Germany:Vehicles entering Berlin's inner city after tomorrow will require a special windscreen sticker as part of a plan to reduce air pollution.
The new sticker system, which classifies vehicles by their exhaust levels, effectively bans from the city centre all older cars and trucks without catalytic convertors or diesel exhaust filters.
Authorities hope the plan will reduce levels of fine particulate dust in the air - considered a serious health risk by the European Commission.
All cars entering Berlin's inner city - including those driven by foreign visitors - will require a red, yellow, or green sticker depending on the engine type and emission levels.
The stickers, available at the vehicle registration centre and garages, cost €5. Anyone caught without a sticker - or driving a banned vehicle - faces a €40 fine.
From tomorrow the city centre of Berlin - the area surrounded by the circle train line - will be classified as an "environmental zone" open only to stickered vehicles.
Cologne and Hanover also join the scheme tomorrow while most other German cities will follow suit during the year.
The move has been controversial because it bans from inner cities an estimated 1.7 million vehicles, according to figures supplied by the ADAC, Germany's equivalent of the AA.
The organisation is considering a legal challenge to the scheme on behalf of its members, claiming that cars produce just 5 per cent of fine particle dust. But Berlin authorities have brushed off ADAC criticisms.
Although low tech, the three-tier sticker system allows them to control what vehicles go where in the city centre.
A European Commission study published last year estimated that 310,000 people fall ill every year in the EU as a result of inhaling harmful particulate matter. The study estimates that 1,000 of these cases occur in Ireland.
In Berlin an estimated 1.2 million car owners require one of the new stickers. After leaving it to the last minute, many drivers complained yesterday that garages were sold out of them until after the holidays.
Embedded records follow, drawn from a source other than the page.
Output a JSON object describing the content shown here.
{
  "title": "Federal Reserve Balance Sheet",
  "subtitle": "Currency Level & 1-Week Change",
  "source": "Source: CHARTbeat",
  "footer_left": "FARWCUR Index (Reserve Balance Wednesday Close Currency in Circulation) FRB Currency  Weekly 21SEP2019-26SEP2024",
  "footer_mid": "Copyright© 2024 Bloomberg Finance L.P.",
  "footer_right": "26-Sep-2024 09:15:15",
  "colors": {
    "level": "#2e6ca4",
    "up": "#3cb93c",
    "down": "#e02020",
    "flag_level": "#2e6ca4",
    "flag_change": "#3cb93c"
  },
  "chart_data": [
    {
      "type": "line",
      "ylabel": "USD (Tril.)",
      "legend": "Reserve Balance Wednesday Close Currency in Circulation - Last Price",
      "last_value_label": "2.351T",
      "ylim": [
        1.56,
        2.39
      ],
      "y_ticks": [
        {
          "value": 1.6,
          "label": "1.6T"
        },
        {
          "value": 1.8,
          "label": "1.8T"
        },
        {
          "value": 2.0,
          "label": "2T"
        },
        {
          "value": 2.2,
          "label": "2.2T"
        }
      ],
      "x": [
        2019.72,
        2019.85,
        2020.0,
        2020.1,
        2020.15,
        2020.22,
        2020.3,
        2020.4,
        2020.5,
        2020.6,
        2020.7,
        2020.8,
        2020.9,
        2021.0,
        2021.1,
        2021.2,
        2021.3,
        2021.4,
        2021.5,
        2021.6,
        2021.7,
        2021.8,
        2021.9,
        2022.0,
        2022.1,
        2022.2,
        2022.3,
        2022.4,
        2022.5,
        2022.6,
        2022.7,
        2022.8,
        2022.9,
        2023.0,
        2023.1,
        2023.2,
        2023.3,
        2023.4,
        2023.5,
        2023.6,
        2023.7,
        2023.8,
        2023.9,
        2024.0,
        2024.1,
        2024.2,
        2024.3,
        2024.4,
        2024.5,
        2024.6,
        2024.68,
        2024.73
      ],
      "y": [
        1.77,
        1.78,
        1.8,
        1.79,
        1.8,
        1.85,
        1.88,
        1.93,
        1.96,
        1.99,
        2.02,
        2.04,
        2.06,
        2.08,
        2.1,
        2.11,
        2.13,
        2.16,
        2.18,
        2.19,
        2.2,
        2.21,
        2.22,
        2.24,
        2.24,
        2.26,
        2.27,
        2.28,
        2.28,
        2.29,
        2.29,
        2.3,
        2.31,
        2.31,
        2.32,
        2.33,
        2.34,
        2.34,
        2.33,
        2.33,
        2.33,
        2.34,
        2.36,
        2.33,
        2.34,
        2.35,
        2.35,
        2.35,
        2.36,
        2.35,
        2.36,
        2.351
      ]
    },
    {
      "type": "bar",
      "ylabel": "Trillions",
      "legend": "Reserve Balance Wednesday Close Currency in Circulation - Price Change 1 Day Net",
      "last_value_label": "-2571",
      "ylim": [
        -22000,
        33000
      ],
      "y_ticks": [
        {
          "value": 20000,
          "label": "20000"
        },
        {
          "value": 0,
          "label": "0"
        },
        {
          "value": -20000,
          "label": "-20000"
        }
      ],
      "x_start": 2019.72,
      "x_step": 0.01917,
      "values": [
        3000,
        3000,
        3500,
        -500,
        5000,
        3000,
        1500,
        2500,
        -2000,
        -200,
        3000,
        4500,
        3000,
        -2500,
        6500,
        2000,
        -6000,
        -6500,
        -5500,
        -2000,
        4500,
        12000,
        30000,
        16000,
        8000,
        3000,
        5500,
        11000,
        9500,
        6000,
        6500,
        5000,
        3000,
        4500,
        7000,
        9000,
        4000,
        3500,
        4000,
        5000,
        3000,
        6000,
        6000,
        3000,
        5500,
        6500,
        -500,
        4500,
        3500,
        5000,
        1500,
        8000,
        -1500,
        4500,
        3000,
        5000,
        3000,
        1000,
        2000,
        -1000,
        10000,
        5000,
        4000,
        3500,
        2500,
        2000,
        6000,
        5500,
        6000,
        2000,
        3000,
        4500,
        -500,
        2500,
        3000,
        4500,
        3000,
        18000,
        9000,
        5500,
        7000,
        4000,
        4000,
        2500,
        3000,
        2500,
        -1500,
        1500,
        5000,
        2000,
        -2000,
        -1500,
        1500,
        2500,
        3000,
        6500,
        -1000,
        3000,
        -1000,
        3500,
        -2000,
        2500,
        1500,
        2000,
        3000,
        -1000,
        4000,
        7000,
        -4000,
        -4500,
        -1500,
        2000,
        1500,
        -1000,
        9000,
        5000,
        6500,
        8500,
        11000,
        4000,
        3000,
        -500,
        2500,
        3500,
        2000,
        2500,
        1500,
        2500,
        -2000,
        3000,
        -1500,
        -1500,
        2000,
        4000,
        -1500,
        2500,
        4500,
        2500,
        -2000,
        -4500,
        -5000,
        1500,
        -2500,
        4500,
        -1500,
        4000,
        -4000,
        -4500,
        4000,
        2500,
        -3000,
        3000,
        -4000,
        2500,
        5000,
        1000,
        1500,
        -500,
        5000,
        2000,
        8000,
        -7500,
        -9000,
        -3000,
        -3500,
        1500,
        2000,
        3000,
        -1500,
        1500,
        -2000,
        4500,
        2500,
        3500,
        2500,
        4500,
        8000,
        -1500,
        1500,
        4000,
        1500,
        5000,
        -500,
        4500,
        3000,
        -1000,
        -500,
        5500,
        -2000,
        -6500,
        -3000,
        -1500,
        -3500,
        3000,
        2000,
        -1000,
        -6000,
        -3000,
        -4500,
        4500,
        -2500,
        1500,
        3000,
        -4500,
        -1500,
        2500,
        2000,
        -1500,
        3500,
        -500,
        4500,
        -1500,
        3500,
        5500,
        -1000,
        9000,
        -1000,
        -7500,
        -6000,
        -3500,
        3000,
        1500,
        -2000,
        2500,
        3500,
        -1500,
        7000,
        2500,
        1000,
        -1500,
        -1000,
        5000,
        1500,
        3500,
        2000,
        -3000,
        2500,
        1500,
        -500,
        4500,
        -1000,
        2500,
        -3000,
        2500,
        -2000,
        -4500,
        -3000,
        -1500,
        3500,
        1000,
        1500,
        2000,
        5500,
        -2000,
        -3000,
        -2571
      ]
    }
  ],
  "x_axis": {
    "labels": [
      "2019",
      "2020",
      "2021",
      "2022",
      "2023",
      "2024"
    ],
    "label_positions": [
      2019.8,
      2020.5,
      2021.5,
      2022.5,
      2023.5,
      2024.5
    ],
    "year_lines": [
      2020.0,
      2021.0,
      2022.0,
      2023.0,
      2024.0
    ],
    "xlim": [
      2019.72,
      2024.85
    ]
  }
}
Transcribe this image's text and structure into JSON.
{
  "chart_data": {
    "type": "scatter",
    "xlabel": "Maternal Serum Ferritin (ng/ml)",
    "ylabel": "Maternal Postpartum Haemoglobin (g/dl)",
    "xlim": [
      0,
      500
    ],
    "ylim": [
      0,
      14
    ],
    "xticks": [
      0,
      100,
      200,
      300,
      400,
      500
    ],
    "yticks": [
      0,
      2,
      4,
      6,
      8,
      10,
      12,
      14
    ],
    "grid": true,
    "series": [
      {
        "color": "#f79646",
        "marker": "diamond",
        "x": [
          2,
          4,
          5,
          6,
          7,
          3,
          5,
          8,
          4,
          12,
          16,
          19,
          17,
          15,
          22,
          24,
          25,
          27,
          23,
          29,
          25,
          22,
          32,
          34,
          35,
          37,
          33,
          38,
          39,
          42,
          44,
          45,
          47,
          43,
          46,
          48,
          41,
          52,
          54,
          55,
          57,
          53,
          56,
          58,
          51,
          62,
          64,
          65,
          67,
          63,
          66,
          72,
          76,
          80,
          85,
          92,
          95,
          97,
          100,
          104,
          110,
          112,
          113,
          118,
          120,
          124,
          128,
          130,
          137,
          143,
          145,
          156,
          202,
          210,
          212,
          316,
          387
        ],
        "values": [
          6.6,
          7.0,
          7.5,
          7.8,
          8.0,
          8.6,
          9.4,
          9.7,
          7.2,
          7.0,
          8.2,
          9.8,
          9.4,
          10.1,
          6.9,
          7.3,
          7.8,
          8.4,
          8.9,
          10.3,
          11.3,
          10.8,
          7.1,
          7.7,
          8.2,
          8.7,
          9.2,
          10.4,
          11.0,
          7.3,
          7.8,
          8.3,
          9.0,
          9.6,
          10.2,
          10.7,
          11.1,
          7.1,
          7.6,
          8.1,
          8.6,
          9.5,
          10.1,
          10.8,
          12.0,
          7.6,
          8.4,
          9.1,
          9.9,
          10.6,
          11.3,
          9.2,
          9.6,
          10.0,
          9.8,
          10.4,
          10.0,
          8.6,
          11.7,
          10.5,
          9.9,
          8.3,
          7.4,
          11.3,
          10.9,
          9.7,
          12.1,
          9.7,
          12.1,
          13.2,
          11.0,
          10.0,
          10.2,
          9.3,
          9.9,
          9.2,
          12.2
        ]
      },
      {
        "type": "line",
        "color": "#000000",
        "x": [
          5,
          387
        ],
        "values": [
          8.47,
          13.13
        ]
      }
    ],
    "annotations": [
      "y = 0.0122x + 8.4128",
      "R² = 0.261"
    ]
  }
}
Although traffic police will give warnings rather than fines in the first month, many risk-averse Berlin drivers say they will play it safe.
"I suppose I will just have to leave the car at home until I get a sticker," said Berliner Stefan Peggau.
It's not just black exhaust clouds that will vanish in Berlin from tomorrow - the German capital and many other states finally introduce a smoking ban in bars and restaurants.